C’è qualcosa di romantico nelle auto che non ce l’hanno fatta. Quelle vetture nate da un’idea brillante, costruite con passione, ma destinate a un destino crudele. La Renault Vel Satis è una di queste. Correva l’anno 2002 quando la casa francese decise di giocare una partita ambiziosa: sfidare il dominio delle berline tedesche nel segmento del lusso. Non con un’auto convenzionale, ma con una creatura che sembrava arrivare dal futuro. Come un pittore incompreso, la Renault aveva osato troppo, troppo presto.
Un sogno troppo audace
La Vel Satis era come una modella alta e slanciata in mezzo a una passerella di classiche bellezze. Il suo design sfidava ogni convenzione: un frontale lungo e spiovente, un parabrezza che sembrava non finire mai, e una statura da vera regina della strada – ben 14 centimetri più alta di una BMW Serie 5. La coda poi, con quel lunotto avvolgente, era una vera provocazione stilistica. Come un vestito haute couture, poteva piacere o disgustare, ma di certo non passava inosservata.
Ma sotto quella carrozzeria anticonformista si nascondeva un cuore nobile. Il motore di punta era un gioiello di tecnologia: un V6 da 3.5 litri firmato Nissan, tutto in lega leggera, che cantava una melodia da vera sportiva. Con i suoi 245 cavalli scattava da 0 a 100 in meno di 8 secondi, numeri che per una vettura pensata per il comfort erano più che rispettabili.

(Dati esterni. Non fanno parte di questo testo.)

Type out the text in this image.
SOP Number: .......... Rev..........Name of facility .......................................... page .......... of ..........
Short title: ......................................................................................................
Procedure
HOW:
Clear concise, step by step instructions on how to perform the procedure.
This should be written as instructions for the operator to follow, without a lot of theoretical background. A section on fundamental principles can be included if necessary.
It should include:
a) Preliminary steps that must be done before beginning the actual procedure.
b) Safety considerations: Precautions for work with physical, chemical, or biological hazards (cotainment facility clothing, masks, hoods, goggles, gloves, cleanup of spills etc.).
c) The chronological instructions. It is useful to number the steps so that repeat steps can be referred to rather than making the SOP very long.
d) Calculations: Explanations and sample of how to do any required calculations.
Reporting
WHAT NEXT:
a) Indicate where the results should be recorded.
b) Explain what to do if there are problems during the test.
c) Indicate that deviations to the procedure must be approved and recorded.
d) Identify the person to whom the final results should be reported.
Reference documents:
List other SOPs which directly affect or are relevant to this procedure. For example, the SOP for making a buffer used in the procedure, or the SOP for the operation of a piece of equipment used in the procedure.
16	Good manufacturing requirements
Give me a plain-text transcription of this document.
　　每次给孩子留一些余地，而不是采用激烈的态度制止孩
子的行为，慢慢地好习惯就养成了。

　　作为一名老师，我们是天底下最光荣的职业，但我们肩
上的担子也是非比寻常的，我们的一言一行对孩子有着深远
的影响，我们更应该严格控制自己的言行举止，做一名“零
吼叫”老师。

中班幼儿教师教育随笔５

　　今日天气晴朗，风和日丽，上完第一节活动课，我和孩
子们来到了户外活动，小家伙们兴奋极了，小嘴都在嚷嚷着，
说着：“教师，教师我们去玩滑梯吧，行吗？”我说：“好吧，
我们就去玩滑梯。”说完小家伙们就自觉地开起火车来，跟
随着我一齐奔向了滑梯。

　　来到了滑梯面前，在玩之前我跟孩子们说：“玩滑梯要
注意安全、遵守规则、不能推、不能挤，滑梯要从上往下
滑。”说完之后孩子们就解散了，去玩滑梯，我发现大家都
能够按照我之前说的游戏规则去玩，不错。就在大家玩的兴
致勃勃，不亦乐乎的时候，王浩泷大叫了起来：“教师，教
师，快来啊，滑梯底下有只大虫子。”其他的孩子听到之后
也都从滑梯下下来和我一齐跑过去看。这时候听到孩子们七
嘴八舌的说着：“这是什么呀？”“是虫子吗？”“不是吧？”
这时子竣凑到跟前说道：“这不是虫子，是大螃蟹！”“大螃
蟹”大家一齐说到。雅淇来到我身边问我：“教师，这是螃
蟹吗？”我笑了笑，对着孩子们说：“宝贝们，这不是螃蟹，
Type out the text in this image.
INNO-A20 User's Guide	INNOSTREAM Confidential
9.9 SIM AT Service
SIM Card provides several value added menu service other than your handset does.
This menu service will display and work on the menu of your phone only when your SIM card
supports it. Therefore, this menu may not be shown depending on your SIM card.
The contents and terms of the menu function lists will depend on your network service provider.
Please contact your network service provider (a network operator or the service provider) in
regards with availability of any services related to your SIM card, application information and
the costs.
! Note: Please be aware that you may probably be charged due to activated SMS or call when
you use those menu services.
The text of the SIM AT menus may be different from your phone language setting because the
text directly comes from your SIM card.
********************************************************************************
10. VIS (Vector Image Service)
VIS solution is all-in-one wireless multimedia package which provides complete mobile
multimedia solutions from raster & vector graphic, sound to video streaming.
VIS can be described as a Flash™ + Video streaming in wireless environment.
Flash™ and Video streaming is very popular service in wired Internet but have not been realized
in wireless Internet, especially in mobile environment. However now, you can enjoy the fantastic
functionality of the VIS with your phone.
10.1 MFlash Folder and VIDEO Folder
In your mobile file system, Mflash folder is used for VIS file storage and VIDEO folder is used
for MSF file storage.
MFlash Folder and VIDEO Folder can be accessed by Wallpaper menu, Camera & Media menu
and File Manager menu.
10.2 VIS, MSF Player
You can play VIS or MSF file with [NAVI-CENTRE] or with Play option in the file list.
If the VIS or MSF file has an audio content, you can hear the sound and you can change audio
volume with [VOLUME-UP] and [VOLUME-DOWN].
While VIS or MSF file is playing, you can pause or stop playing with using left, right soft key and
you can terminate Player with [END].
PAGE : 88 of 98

Chi preferiva il gasolio poteva contare su un altro asso nella manica: un possente V6 Isuzu da 3.0 litri. Un motore indistruttibile, silenzioso come un orologio svizzero, perfetto per macinare chilometri nel più totale relax. Il cambio automatico a cinque marce completava l’opera, trasformando ogni viaggio in una piacevole crociera su strada.
L’abitacolo era un salotto su ruote, dove il lusso alla francese si esprimeva senza compromessi. Poltrone accoglienti come quelle di un grand hotel, materiali pregiati ovunque, e tanto spazio da far impallidire le rivali tedesche. La tecnologia non mancava, ma era al servizio del comfort, non fine a se stessa.
Eppure tutto questo non bastò. Quando nel novembre 2009 l’ultima Vel Satis uscì dalla fabbrica, il contatore si fermò a poco più di 62mila esemplari. Un fallimento commerciale che fa quasi tenerezza, considerando quanto amore era stato messo in quel progetto. Come spesso accade ai visionari, la Vel Satis aveva osato guardare troppo avanti.
Oggi, mentre le auto diventano sempre più alte e le forme sempre più ardite, quella Renault appare come una profezia su quattro ruote. Un’auto che aveva intuito dove sarebbe andato il mercato, ma che è arrivata con troppo anticipo all’appuntamento con la storia. Il tempo le ha dato ragione, ma troppo tardi.